Its just gotta be one of those days... when no matter what u do... ur thoughts take u back to all the things u left behind.. all the people u bided farewell too...

One fine morning i thought of moving to Australia... Was that so easy... just pack ur bag and catch a flight.. Nope,it wasnt... not for me atleast.. and not for my mom as well...butshe never ruled out my idea nor did i hear her discourage me..She knew its a step forward.. someday i will be having my own house.. i will be on my own.. i have got mixed feelings.. the pain of leaving a loving family behind and the joy of taking ur first step on ur own... its just like a baby bird.. trying to fly on its own for the first time.. flying towards the inviting blue sky its gonna conquer one day... leaving the nest where he was born.. where he was protected from all the big bad world... The mother knows the first flight is gonna be painful and is also not gonna be very smooth... but unless she encourages the little one.. he wont dare to try.. she knows its gonna hurt her when the baby leaves.. but the little one must learn to fight its own battle... todaywe (me and my husband) are here for last 3 months.. my husband made the big decision look easy... But trust me ...Life is gr8 here.. i love australia and the people here.. i love the country , my work place the life style..

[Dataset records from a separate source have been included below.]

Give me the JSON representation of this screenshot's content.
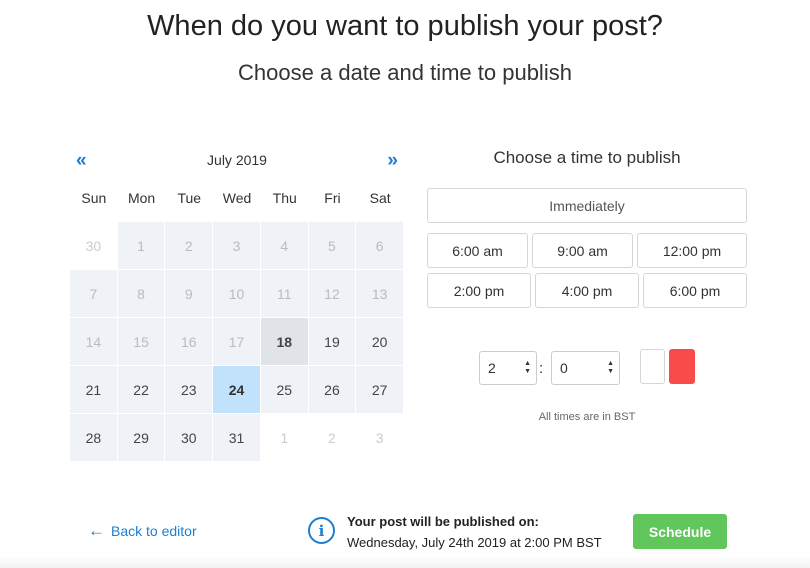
{
  "header": {
    "title": "When do you want to publish your post?",
    "subtitle": "Choose a date and time to publish"
  },
  "calendar": {
    "prev_icon": "«",
    "next_icon": "»",
    "month_label": "July 2019",
    "weekdays": [
      "Sun",
      "Mon",
      "Tue",
      "Wed",
      "Thu",
      "Fri",
      "Sat"
    ],
    "weeks": [
      [
        "30",
        "1",
        "2",
        "3",
        "4",
        "5",
        "6"
      ],
      [
        "7",
        "8",
        "9",
        "10",
        "11",
        "12",
        "13"
      ],
      [
        "14",
        "15",
        "16",
        "17",
        "18",
        "19",
        "20"
      ],
      [
        "21",
        "22",
        "23",
        "24",
        "25",
        "26",
        "27"
      ],
      [
        "28",
        "29",
        "30",
        "31",
        "1",
        "2",
        "3"
      ]
    ],
    "today": "18",
    "selected": "24"
  },
  "time_picker": {
    "title": "Choose a time to publish",
    "immediately_label": "Immediately",
    "presets": [
      "6:00 am",
      "9:00 am",
      "12:00 pm",
      "2:00 pm",
      "4:00 pm",
      "6:00 pm"
    ],
    "hour_value": "2",
    "minute_value": "0",
    "colon": ":",
    "timezone_note": "All times are in BST",
    "ampm_active_color": "#fa4b4b"
  },
  "footer": {
    "back_label": "Back to editor",
    "back_icon": "←",
    "info_icon": "i",
    "publish_label": "Your post will be published on:",
    "publish_date": "Wednesday, July 24th 2019 at 2:00 PM BST",
    "schedule_label": "Schedule",
    "schedule_color": "#61c65c"
  }
}
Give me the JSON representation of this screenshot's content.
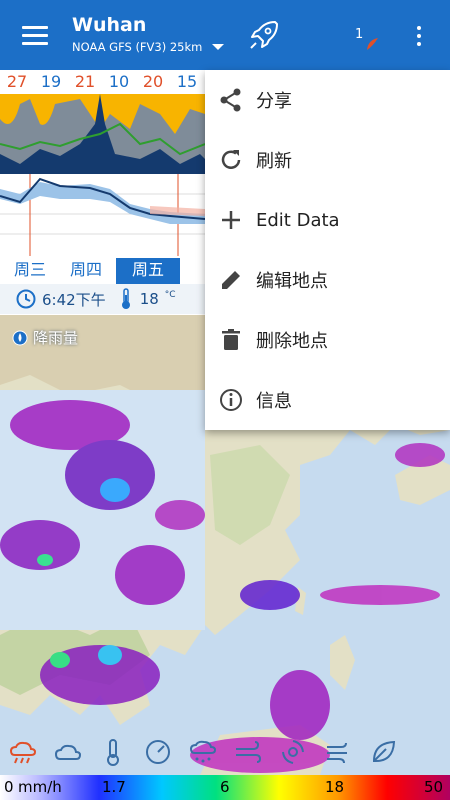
{
  "header": {
    "title": "Wuhan",
    "model": "NOAA GFS (FV3) 25km",
    "notification_count": "1"
  },
  "forecast": {
    "temps": [
      "27",
      "19",
      "21",
      "10",
      "20",
      "15"
    ],
    "temp_colors": [
      "#e0502a",
      "#1c6fc7",
      "#e0502a",
      "#1c6fc7",
      "#e0502a",
      "#1c6fc7"
    ],
    "days": [
      "周三",
      "周四",
      "周五"
    ],
    "active_day": "周五",
    "current_time": "6:42下午",
    "current_temp": "18",
    "temp_unit": "°C"
  },
  "map": {
    "layer_label": "降雨量"
  },
  "legend": {
    "ticks": [
      "0",
      "mm/h",
      "1.7",
      "6",
      "18",
      "50"
    ]
  },
  "menu": {
    "items": [
      {
        "icon": "share-icon",
        "label": "分享"
      },
      {
        "icon": "refresh-icon",
        "label": "刷新"
      },
      {
        "icon": "plus-icon",
        "label": "Edit Data"
      },
      {
        "icon": "edit-icon",
        "label": "编辑地点"
      },
      {
        "icon": "delete-icon",
        "label": "删除地点"
      },
      {
        "icon": "info-icon",
        "label": "信息"
      }
    ]
  },
  "colors": {
    "primary": "#1c6fc7",
    "warm": "#e0502a",
    "precip": "#f8b400"
  }
}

Tomm i m gonna move into my own house... i have a gr8 support system here in australia.. they r my close family... for last 3 months i have been living with them.. my uncle and aunt... they welcomed me with open arms and open hearts...supported me in all my decisions...

Tomm i will be on my own.. i m all geared up.. facing the sun...ready to take off... take off for my first flight in the BIG BLUE SKY !!!